Suppose you quickly want to determine which of π or π / 10 has the largest relative error if it is presented in IEEE 754 binary format. In addition, you only have the C compiler.

You can write a C program below or a more compact version:

#include <stdio.h> #include <math.h> volatile long double pil = 3.14159265358979323846L; volatile double pi = 3.14159265358979323846; volatile long double tpil = 0.314159265358979323846L; volatile double tpi = 0.314159265358979323846; int main() { volatile long double abs = pil - pi; printf("%La\n%La\n%La\n", pil, (long double)pi, abs); printf("pi: abs err %La -> rel %La\n", abs, abs / pil); volatile long double abst = tpil - tpi; printf("pi/10: abs err %La -> rel %La\n", abst, abst / tpil); } 

The funny thing is that this program shows that the relative errors π and π / 10 are identical:

  0xc.90fdaa22168c235p-2
 0xc.90fdaa22168cp-2
 0x8.d4p-56
 pi: abs err 0x8.d4p-56 -> rel 0xb.3d85789395e215bp-58
 pi / 10: abs err 0xe.2p-60 -> rel 0xb.3d85789395e215bp-58

I added volatile qualifiers and intermediate calculations to look at the generated assembly and make sure that this is not a compiler error. This is apparently not the case.

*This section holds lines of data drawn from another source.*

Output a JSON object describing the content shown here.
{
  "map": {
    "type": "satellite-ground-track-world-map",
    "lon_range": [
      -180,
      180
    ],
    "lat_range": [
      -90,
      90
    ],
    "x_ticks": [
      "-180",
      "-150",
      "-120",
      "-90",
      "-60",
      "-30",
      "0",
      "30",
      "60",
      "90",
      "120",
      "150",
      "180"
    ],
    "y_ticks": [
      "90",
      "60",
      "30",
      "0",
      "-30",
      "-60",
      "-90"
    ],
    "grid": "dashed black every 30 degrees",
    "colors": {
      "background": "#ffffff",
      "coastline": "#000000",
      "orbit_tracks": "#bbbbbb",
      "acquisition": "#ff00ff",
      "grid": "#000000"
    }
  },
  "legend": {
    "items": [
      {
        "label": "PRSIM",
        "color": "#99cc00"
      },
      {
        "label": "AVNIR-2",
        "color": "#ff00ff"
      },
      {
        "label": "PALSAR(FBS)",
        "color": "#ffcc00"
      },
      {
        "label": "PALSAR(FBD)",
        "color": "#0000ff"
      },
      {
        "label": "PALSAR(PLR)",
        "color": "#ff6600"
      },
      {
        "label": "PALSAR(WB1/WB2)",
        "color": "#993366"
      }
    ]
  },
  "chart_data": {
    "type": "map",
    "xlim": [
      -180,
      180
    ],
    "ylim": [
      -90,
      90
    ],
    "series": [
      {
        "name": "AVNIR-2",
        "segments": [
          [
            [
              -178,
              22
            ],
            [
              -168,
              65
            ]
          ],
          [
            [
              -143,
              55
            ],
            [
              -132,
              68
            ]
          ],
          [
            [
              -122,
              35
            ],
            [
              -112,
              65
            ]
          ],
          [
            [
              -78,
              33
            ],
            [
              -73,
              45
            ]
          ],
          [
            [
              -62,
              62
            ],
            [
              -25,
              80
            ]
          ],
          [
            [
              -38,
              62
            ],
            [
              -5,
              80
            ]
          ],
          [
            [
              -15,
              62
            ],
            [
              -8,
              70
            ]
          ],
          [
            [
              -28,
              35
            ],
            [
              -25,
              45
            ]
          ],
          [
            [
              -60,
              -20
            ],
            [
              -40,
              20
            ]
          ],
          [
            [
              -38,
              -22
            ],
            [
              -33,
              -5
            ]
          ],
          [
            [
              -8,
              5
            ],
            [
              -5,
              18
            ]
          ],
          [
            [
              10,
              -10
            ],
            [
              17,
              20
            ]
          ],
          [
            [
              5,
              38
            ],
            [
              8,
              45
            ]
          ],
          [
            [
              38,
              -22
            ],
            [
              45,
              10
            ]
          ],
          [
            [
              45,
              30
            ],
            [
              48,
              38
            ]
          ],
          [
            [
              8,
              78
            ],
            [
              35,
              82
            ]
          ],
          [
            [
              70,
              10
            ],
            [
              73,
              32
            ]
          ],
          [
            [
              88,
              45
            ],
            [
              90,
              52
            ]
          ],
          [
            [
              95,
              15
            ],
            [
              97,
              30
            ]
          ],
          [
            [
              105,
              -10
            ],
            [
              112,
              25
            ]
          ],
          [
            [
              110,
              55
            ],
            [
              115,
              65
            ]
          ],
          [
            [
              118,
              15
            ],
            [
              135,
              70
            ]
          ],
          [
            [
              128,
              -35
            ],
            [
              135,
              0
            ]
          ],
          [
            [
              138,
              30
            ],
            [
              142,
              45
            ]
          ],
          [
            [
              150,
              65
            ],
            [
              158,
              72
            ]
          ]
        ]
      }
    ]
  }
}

This is strange because many other values ​​of v do not have the property that the relative error v coincides with the relative error v / 10. I checked with 0.1 and 0.3. Also, this is not a matter of magnitude, because 3 and 3.5 obviously have different relative errors than their corresponding tenths. Although 5, 10, 15, ... have the same relative error as their corresponding tenths, they should be considered as exceptions.

Now the program does not calculate the exact values ​​of relative errors. It can contain only 12 bits (one sign bit plus 11 bits of the difference between a 64-bit value and a 53-bit value). Thus, it was possible a priori something like one case in 4096, when the absolute error π was obtained as a 10-fold absolute error π / 10.

This still seems an unlikely coincidence. Was there an a priori case that a real constant, taken between 3 and 3.5, had the same relative error as its tenth, if it is represented as double more than my intuition says that it should be? Or is there another way to see this, for example, "it happens as soon as the (double) (π / 10) value has enough finite zeros to multiply by ten to be exact", which seems much more frequent (close to 1/8 )?